The speech in question was made at the UN's General Assembly last year when President Mahinda Rajapaksa said there were "serious problems" governing the conduct of war, implying it was advisable to re-examine international humanitarian law, which is embodied in the Geneva Conventions.
He argued such laws had evolved for conflicts between states, and not between states and what he called terrorist groups within them. But he stopped short of explicitly calling for the conventions to be changed.
Mr Rajapaksa was speaking 18 months after Sri Lanka defeated Tamil Tiger rebels fighting for a separate homeland.
Sri Lanka's armed forces have been accused of being responsible for tens of thousands of civilian deaths during the closing phase of that war - a charge denied by the government.
Bell Pottinger chairman David Wilson was secretly recorded as saying that Mr Rajapaksa had chosen the company's version of the speech in preference to one drafted by his own foreign ministry.
"He chose to use our version of the speech despite several attempts by the [Sri Lankan] foreign office to change the tune," Mr Wilson is quoted as saying.
"And it went a long way to taking the country where it needed to go."
'Scurrilous article'
The report in the Independent comes as part of a wider investigation in the UK by the Bureau of Investigative Journalism into the work of the public affairs company, to highlight some of the issues around regulation of PR companies and lobbyists.
Bell Pottinger describe themselves as "reputation management" specialists.
Correspondents say that their client list includes several countries with dubious human rights records including Uzbekistan, Belarus and Bahrain.
Last year the Sri Lankan government conceded that it paid Bell Pottinger about £3m ($4.7m) a year to try to enhance the country's post-war image.
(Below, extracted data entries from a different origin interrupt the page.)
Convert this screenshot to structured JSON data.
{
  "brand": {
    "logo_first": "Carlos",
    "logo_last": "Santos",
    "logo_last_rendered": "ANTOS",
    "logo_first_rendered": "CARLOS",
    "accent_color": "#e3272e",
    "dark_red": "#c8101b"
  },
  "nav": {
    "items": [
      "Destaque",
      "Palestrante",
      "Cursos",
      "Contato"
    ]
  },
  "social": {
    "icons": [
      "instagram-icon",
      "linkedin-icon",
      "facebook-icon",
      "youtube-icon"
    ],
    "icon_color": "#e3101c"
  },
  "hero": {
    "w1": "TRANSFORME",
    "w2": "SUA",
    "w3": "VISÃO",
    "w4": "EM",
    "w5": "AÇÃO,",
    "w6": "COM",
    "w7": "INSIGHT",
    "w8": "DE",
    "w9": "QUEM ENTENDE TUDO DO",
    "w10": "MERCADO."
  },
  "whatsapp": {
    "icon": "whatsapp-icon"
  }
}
It said that the company was hired to lobby UK, UN and EU officials.
Mr Rajapaksa's media chief, Bandula Jayasekera, would not comment on the Independent report, dismissing it as a "scurrilous article" by the British media intended to "create trouble".
The government has been angered by coverage of the end of the war in 2009 by the UK's Channel Four and the Times over the conduct of the army, which has been accused of committing human rights abuses.
The BBC's Sinhala service's Chandana Keerthi Bandara says that Bell Pottinger has made no secret of the fact that it has represented the Sri Lankan government.
In December 2010 two representatives of the company attended a north London meeting held by mainly expatriate Sri Lankan Tamils on alleged war crimes by the Sri Lankan military.
Our correspondent says that one of the Bell Pottinger representatives told the gathering that it was important to record what the Tamils had to say and report it back to Sri Lanka's leadership so that a response could be formulated.